Blackbird invests in Carepatron’s “radically accessible” healthcare management platform

When TechCrunch covered Carepatron pre-seed last year, it was focused on serving individual practitioners and small healthcare practices. Now, the healthcare management system has evolved with its customers and works with medical practices with between five and 100 practitioners. The platform is now used in around fifty countries and was recently launched in Spanish. To support its expansion, Carepatron raised $4 million in seed funding from Blackbird and TQ Ventures.
The New Zealand-based startup says the number of users of its product is growing 21% month-over-month to tens of thousands of care teams. Its main markets are the United States, where half of Carepatron’s customers are based, and Europe. Although many of its clients are physicians, they also include a wide range of providers, such as psychologists, physical therapists, health coaches, life coaches and dietitians.
Carepatron was founded in 2021 by David Pene and Jamie Frew, both of whom have strong ties to the healthcare industry. Frew’s family ran a community hospital, while Pene’s partner is a doctor.
The Carepatron platform has tools that allow providers to manage their entire practice, including appointments, telehealth consultations, patient records, payments, and communication with other providers in a secure environment . It also has a patient app that allows users to view their health records and speak with their providers who use Carepatron.
Over the past twelve months, Carepatron has released many new features, Frew tells TechCrunch, including comprehensive customization.
Frew says that while practitioners around the world work in different ways, traditional healthcare software is typically designed for a very specific vertical, such as for psychologists in California. But Carepatron’s goal is that any provider in the world can use it. An example of its customization is the ability to create different fields, labels and categories for patient-client records. The next step for the startup is to aggregate data from different types of suppliers around the world and use it to create personalized workspaces for them.

Carepatron Team Members
“Imagine you are starting a new business as a health coach in the Philippines region. You come to Carepatron, you register. We know what health coaches look like in the Philippines region,” says Frew. “We know their domain types and the structure of their workspace. Imagine being able to answer a few questions and then create an entire workspace.
Carepatron has also released note-taking functionality in the form of a block-style editor, meaning practitioners can embed videos, prescriptions, and anything else they want into their notes. Another feature is automated workflows. For example, if a client visits a practitioner’s website, they can book an appointment there and all appointment reminders, invoices and payment processes are automatically generated from there, reducing administrative work.

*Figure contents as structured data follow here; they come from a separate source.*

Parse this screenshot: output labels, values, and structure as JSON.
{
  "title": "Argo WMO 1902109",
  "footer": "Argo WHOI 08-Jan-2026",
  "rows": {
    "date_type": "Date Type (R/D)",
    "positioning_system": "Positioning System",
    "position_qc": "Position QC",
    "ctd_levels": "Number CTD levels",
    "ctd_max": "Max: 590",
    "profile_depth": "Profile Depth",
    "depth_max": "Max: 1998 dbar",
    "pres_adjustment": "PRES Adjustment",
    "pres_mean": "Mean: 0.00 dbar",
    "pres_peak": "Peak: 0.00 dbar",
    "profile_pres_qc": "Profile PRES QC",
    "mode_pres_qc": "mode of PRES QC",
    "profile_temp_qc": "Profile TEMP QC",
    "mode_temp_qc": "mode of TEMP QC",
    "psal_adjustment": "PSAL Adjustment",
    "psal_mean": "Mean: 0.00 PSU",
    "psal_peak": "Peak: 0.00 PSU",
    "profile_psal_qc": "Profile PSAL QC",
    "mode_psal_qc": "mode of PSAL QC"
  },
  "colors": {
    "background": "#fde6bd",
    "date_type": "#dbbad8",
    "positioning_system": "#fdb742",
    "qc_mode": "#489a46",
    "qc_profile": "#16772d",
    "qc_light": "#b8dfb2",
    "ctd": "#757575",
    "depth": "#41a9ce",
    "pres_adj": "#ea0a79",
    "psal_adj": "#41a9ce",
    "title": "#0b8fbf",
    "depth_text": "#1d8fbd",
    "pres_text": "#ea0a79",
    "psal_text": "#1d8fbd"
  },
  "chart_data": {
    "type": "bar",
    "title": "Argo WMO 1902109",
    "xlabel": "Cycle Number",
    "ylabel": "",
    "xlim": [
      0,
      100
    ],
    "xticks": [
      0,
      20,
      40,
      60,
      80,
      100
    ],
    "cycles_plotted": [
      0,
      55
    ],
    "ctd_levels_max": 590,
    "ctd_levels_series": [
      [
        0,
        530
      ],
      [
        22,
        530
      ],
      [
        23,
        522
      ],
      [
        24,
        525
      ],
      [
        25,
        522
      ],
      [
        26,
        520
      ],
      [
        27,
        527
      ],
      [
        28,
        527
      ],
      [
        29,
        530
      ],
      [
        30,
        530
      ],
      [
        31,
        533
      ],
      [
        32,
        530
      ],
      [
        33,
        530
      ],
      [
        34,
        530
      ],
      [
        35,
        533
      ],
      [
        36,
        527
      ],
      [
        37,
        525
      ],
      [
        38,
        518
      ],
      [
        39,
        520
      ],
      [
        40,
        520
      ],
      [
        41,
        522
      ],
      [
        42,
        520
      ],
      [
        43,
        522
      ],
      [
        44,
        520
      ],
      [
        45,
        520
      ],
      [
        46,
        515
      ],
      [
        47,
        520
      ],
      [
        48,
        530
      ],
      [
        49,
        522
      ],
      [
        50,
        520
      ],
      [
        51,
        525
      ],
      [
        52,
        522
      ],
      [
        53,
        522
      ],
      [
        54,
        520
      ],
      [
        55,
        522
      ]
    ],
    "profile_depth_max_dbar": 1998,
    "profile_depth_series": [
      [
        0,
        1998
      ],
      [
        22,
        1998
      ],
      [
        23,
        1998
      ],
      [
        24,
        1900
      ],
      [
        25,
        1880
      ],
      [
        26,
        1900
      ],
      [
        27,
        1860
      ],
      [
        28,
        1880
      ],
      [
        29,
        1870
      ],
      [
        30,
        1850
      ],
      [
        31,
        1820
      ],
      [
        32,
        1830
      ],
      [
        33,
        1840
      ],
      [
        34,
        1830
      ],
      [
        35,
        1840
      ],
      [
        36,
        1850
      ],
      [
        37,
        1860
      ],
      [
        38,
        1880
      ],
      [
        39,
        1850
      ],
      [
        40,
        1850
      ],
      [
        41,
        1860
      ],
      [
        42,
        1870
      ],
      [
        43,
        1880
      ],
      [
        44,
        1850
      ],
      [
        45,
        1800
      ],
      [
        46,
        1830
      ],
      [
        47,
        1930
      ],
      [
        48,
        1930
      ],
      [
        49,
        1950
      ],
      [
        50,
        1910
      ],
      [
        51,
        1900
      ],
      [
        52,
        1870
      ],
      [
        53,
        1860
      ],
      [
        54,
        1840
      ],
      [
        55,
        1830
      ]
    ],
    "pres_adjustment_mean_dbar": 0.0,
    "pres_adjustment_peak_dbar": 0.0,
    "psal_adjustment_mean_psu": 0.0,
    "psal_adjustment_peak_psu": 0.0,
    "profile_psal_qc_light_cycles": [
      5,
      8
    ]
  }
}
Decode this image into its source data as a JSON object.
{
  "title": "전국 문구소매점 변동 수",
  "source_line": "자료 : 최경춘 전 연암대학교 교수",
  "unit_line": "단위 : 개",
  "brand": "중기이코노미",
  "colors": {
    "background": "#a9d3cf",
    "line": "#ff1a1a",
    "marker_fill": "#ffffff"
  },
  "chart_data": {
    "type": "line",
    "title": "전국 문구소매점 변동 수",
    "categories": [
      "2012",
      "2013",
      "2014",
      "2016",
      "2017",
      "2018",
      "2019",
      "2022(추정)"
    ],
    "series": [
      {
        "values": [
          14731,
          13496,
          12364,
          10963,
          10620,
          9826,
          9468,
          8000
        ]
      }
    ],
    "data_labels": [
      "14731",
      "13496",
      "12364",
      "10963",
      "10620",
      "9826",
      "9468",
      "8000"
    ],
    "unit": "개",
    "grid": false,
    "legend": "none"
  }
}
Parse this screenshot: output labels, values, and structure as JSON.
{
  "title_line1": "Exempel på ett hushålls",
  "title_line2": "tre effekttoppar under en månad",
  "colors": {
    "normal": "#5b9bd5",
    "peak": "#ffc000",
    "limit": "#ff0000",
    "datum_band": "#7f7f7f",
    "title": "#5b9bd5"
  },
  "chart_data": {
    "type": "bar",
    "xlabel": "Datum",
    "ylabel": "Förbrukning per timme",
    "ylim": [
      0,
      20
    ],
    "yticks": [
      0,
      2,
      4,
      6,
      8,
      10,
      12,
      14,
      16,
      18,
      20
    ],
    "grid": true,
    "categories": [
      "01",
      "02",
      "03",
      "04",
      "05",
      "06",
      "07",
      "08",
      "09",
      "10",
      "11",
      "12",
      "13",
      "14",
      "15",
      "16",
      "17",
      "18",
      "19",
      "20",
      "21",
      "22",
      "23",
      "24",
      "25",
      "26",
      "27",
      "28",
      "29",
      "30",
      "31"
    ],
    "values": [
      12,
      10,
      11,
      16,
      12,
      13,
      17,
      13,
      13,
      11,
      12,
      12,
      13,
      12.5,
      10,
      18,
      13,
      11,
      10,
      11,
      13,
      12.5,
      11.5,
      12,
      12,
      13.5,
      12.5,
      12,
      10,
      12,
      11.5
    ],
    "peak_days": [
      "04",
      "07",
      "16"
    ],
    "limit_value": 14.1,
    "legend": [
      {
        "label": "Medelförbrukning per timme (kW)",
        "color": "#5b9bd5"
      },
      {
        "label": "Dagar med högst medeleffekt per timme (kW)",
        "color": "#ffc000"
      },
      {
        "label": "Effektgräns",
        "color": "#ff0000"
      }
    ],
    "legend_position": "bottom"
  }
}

The startup’s user acquisition strategy is entirely product-driven, Pene says, and the majority of their users came to Carepatron through word of mouth. Another part of its growth is its user community features, which Pene and Frew compare to Sigma, Canva and Notion. Practitioners can create resources and tools within the platform, including assessments, forms and templates, and share them publicly, generating more engagement as other practitioners use them.
Pene says about 70 percent of Carepatron’s new customers are moving away from spreadsheet software like Excel or Google Sheets, or a combination of single-feature products. For example, they can use Zoom for telehealth calls, a calendar for online scheduling, and Google Workspace for client notes and records. Carepatron’s features can replace all of that. The remaining 30% used older practice management platforms like Practice or Jane App.
Carepatron’s competitive advantages include more affordable pricing and features designed to make new healthcare practices work, Pene says. “If you’re a modern healthcare professional, you’re using things like video calls, modern technology and their workflows really don’t work that way. The way systems are architected presents a high degree of friction with today’s services and, ultimately, [clients] hack these solutions or use workarounds. Or they stay in Excel and have people do manual work to convey the information.
The new funding will be used to grow Carepatron’s user community. It will also expand its AI and automation capabilities, with plans to hire additional staff to support this plan.
“Carepatron’s vision is to build a radically accessible platform that moves out of this era of digitization of the work done by healthcare practitioners and into an era where their system is able to automate or perform this work for practitioners,” explains Frew. “For a long time in healthcare, we took events that were happening in the real world and transferred them to digital format. But we haven’t really added value or fundamentally reinvented the things people do every day. The vision behind Carepatron is to create building blocks for practitioners to achieve this goal at the local level.